Sustainable Development Goals: call for clear leadership across Government
8 June 2016
International Development Committee report finds an unconvincing case that the responsibility for implementation of the Goals at home should lie with the Secretary of State for International Development, who already faces a substantial challenge in working to support their international implementation.
- Report: UK implementation of the Sustainable Development Goals
- Report: UK implementation of the Sustainable Development Goals (PDF 894 KB)
- Inquiry: Sustainable Development Goals
- International Development Committee
Strong leadership, a coherent implementation plan and engagement of all Government departments will be necessary to ensure the Sustainable Development Goals are achieved at home, and that the UK is supporting their achievement overseas.
The Sustainable Development Goals commit all 193 signatory countries to tackle issues such as gender inequality, climate change, access to quality education and the promotion of peaceful and inclusive societies. Going far beyond their predecessor Millennium Development Goals, the SDGs set a new agenda for developed and developing countries alike, to address shared objectives and secure economic, social and environmental gains for all. Agreed at the United Nations Sustainable Development Summit in New York last September, the Goals came into force in January 2016.
Stephen Twigg MP, Chair of the Committee, said:
"The Government has been slow to work out how best to implement the Goals here in the UK. Despite the leading role which the Prime Minister played in shaping the SDGs globally, progress on working out how we will implement them in our own country has been disappointing so far.

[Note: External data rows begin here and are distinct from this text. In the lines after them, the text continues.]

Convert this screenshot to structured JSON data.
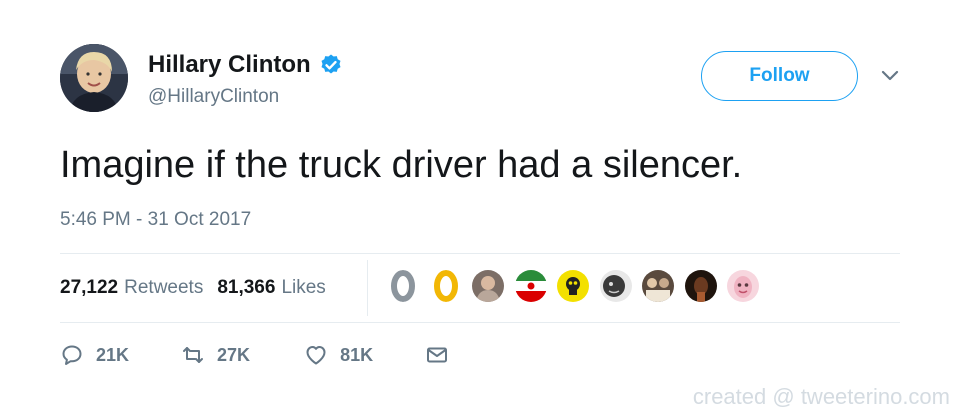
{
  "author": {
    "display_name": "Hillary Clinton",
    "handle": "@HillaryClinton",
    "verified": true,
    "avatar_icon": "profile-photo"
  },
  "follow_button": {
    "label": "Follow"
  },
  "menu_icon": "chevron-down-icon",
  "tweet": {
    "text": "Imagine if the truck driver had a silencer.",
    "timestamp": "5:46 PM - 31 Oct 2017"
  },
  "stats": {
    "retweets_count": "27,122",
    "retweets_label": "Retweets",
    "likes_count": "81,366",
    "likes_label": "Likes"
  },
  "liker_avatars": [
    {
      "icon": "grey-ring-avatar",
      "color": "#8c959d"
    },
    {
      "icon": "gold-ring-avatar",
      "color": "#f2b705"
    },
    {
      "icon": "person-avatar",
      "color": "#b9a79a"
    },
    {
      "icon": "iran-flag-avatar",
      "color": "#2a8c3a"
    },
    {
      "icon": "skull-yellow-avatar",
      "color": "#f3e000"
    },
    {
      "icon": "face-dark-avatar",
      "color": "#3a3a3a"
    },
    {
      "icon": "group-photo-avatar",
      "color": "#c7a98c"
    },
    {
      "icon": "dark-portrait-avatar",
      "color": "#4a2a1a"
    },
    {
      "icon": "pink-face-avatar",
      "color": "#f0b3c2"
    }
  ],
  "actions": {
    "reply_count": "21K",
    "retweet_count": "27K",
    "like_count": "81K"
  },
  "watermark": "created @ tweeterino.com",
  "colors": {
    "accent": "#1da1f2",
    "text_primary": "#14171a",
    "text_secondary": "#657786",
    "divider": "#e6ecf0"
  }
}
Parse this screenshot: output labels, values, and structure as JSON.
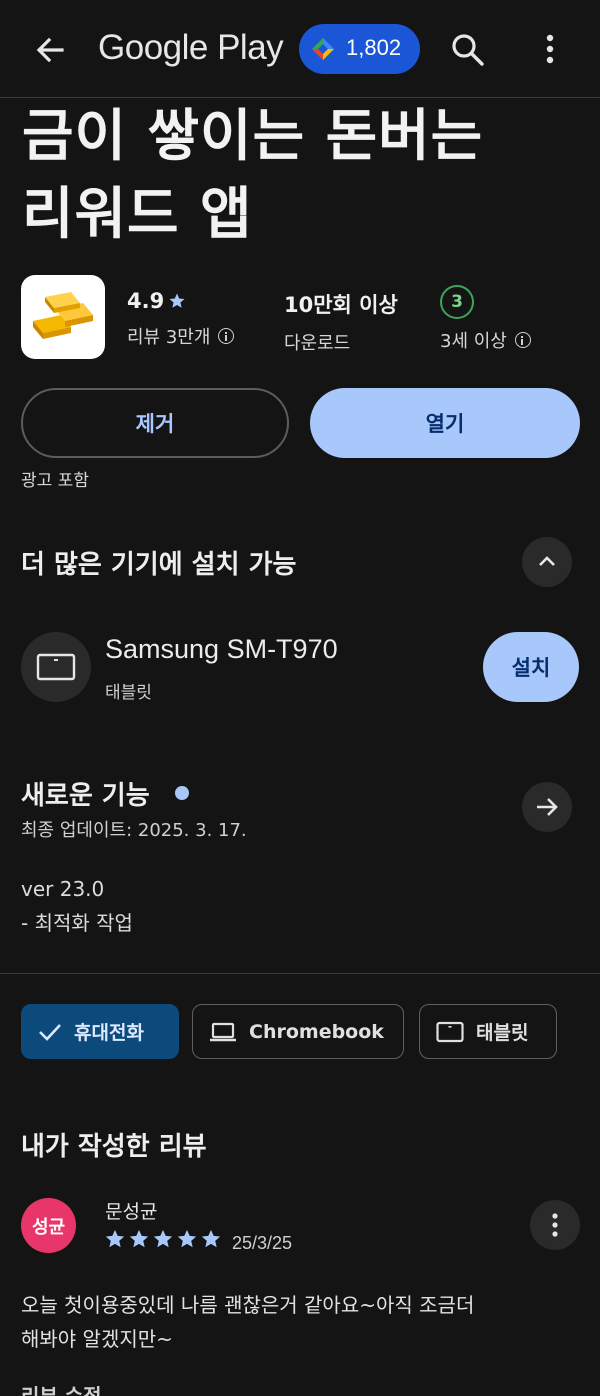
{
  "header": {
    "brand": "Google Play",
    "points": "1,802",
    "icons": [
      "back-arrow-icon",
      "play-points-icon",
      "search-icon",
      "more-vert-icon"
    ]
  },
  "app": {
    "title_line1": "금이 쌓이는 돈버는",
    "title_line2": "리워드 앱",
    "rating": "4.9",
    "reviews_label": "리뷰 3만개",
    "downloads": "10만회 이상",
    "downloads_label": "다운로드",
    "age_rating": "3",
    "age_label": "3세 이상",
    "remove_label": "제거",
    "open_label": "열기",
    "ads_label": "광고 포함"
  },
  "devices": {
    "title": "더 많은 기기에 설치 가능",
    "device_name": "Samsung SM-T970",
    "device_type": "태블릿",
    "install_label": "설치"
  },
  "whats_new": {
    "title": "새로운 기능",
    "updated": "최종 업데이트: 2025. 3. 17.",
    "notes_line1": "ver 23.0",
    "notes_line2": "- 최적화 작업"
  },
  "chips": [
    {
      "label": "휴대전화",
      "icon": "check-icon",
      "selected": true
    },
    {
      "label": "Chromebook",
      "icon": "laptop-icon",
      "selected": false
    },
    {
      "label": "태블릿",
      "icon": "tablet-icon",
      "selected": false
    }
  ],
  "my_review": {
    "title": "내가 작성한 리뷰",
    "avatar_text": "성균",
    "reviewer": "문성균",
    "stars": 5,
    "date": "25/3/25",
    "text_line1": "오늘 첫이용중있데 나름 괜찮은거 같아요~아직 조금더",
    "text_line2": "해봐야 알겠지만~",
    "edit_label": "리뷰 수정"
  },
  "colors": {
    "background": "#141414",
    "accent": "#a8c7fa",
    "points_pill": "#1a56d6",
    "chip_selected": "#0d4a7c",
    "avatar": "#e8356a",
    "age_badge": "#3fa35a"
  }
}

The Goals require a cross-Government approach. This is not an agenda for developing countries alone, but for the whole world. It can only be achieved if all countries work to implement the agenda in its entirety.
A high level of influence across all government departments will be vital to ensure UK implementation is on track. The SDGs must be on the radar of every Secretary of State and Minister; not just the Secretary of State for International Development. The Prime Minister's strong political leadership in the creation of the Post-2015 development agenda must be reflected in the implementation of the SDGs. Clear action is needed now."
On Domestic policy - clear departmental responsibilities:
- Departments should be assigned specific responsibilities for making progress on the SDGs—as originally indicated in DFID's evidence—to ensure ownership and clear lines of accountability. These responsibilities should be laid out clearly in each department's Single Departmental Plan, which should be urgently reviewed accordingly with specific references to relevant SDGs by number. (Paragraph 76)
- The Government must ensure that all Secretaries of State and government officials engage with the SDGs and fully understand the implications of the Goals on their department's policies and programming. The Cabinet Office should lead on this work, in consultation with DFID, and the report recommends it urgently produces a substantive and fully resourced internal communications strategy on the SDGs to ensure that all departments understand their responsibilities to deliver on the Goals. (Paragraph 77)
On Policy Coherence - a forum and improved reporting:
The Government should identify a formal mechanism for relevant Secretaries of State or responsible Ministers to come together regularly to discuss the implementation of the SDGs across Government. Such a forum would ensure engagement from all departments at the highest political level. It should be used initially to discuss how the SDGs can be implemented coherently across Government, but could develop into a forum for discussion of particular areas of the agenda at regular, and defined, intervals. This would enable areas of policy incoherence to be flagged at an early stage, and dealt with at the highest level. We ask that the Government outline in their response the form that this mechanism will take. (Paragraph 84)
- Reporting on policy coherence must be strengthened to ensure a more comprehensive approach. Current provisions under the International Development (Reporting and Transparency) Act 2006 are insufficient and place the full burden of reporting on DFID, rather than making it a cross-government responsibility. The Government should commit to producing a biennial report on policy coherence for sustainable development. (Paragraph 85)
On DFID's role - a White Paper and consolidation of legislation:
We recommend that the Government produces a White Paper on International Development to provide clarity on its approach to Agenda 2030. Following the Multilateral, Bilateral and Civil Society Partnership Reviews, DFID and other government departments will be in a position to provide a comprehensive overview of their approach to international development over this Parliament and towards 2030, within the framework of the SDGs. A White Paper would serve an important function for the UK's partners across the world, demonstrating the UK Government's commitment to the Goals and explaining how it will support developing countries to achieve them. It would also be a useful exercise for the Government, bringing together different departments to ensure there is a coherent approach to Post-2015 development policy across all of Whitehall and all branches of DFID, from Westminster and East Kilbride to country offices across the world. (Paragraph 108)
- The legislative framework determining much of the UK's aid spending is also not fit for the post-2015 development agenda. The Government should use this critical juncture to consolidate and update the four International Development Acts (2002, 2006, 2014, and 2015) into one single Act. With the passage of the International Development (Official Development Assistance) Act 2015 and the agreement of the SDGs, many of the clauses within the 2002 and 2006 Acts are now obsolete. We recommend that the Government should consolidate these acts and update the provisions (paragraph 109).